[ANN] Kludgey workarounds for IE and Netscape
James Clark
jjc at jclark.com
Thu Sep 10 13:50:43 BST 1998
Andy Dent wrote:
>
> At 14:19 +0800 9/9/98, Andrew Bunner wrote:
> >>The transformation part of XSL is intended to produce well-formed XML.
> My perspective may be a little different from others because my initial use
> of XML/XSL is for a report writer which renders to screen/print and only
> secondarily to RTF and HTML.
>
> The contrast with most of the tools I've looked at (and books I've read) is
> to an XSL community that appear concerned with transforming one set of XML
> to another. To be honest, I keep feeling there's something I've missed here
> - if the transformation is just generating more XML I don't see that
> containing enough information for a renderer.
>
> Is there anything in the standard which says that, if you are rendering to
> HTML, that you *have* to produce well-formed XML? If you have a server-side
> processor of XML/XSL that is producing HTML I don't see why there's a
> problem. Similarly, an embedded processor in a browser is surely free to
> make its own interpretation.
An XSL processor can do other things with the result tree than just
write it out as XML.
If you want to use XSL to produce some non-XML format, first you need to
devise an XML representation of it. For example, in the case of HTML,
this would be "well-formed HTML", that is XML using the element types
and attributes of XML. Now write some code that turns this XML
representation into the real thing. Now you've just got to arrange for
this code to get run instead of the usual code that writes the result
tree out as XML. You've got two possibilities. One possibility is to
make this a run-time option for your XSL processor. Another is to use
the result-ns attribute. To use this you need to define a namespace for
your HTML representation, make all result elements be from this
namespace, and specify this using result-ns. Then your XSL processor
can recognize the namespace and do the right thing. For example,
<xsl:stylesheet
xmlns:xsl="http://www.w3.org/TR/WD-xsl"
xmlns:h="http://www.w3.org/TR/REC-html40"
result-ns="h">
<xsl:template match="/">
<h:html>
...
</h:html>
</xsl:template>
</xsl:stylesheet>
This gives an XSL processor everything it needs to recognize that you're
generating HTML and do the right thing so you get real HTML.

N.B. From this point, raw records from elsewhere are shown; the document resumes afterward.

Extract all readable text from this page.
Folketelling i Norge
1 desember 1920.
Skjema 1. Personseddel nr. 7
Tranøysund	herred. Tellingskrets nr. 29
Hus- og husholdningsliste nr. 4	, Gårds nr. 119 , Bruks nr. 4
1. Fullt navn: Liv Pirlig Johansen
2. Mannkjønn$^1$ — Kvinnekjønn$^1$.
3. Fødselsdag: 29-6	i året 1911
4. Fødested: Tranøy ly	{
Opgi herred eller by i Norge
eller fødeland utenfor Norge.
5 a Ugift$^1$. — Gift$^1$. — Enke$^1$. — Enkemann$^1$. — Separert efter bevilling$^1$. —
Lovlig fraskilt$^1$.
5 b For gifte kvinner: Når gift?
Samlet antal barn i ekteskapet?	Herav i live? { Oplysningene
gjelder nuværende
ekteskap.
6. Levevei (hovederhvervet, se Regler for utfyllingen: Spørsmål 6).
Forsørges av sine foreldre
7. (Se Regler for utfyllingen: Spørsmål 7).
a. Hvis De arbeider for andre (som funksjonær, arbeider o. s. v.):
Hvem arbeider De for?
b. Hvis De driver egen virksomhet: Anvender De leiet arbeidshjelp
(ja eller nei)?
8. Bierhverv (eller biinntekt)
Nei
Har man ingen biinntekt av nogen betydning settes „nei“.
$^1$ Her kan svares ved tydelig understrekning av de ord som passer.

The XML representation for another format can be very simple. For
example, if you wanted to generate RTF, you could probably get away with
two element types: one element type for the root, and one element type
to contain RTF control information (outside elements of this type you
would escape {, } and \ as \{, \} and \\}, inside it you would not).
You might want an element type for \bin too.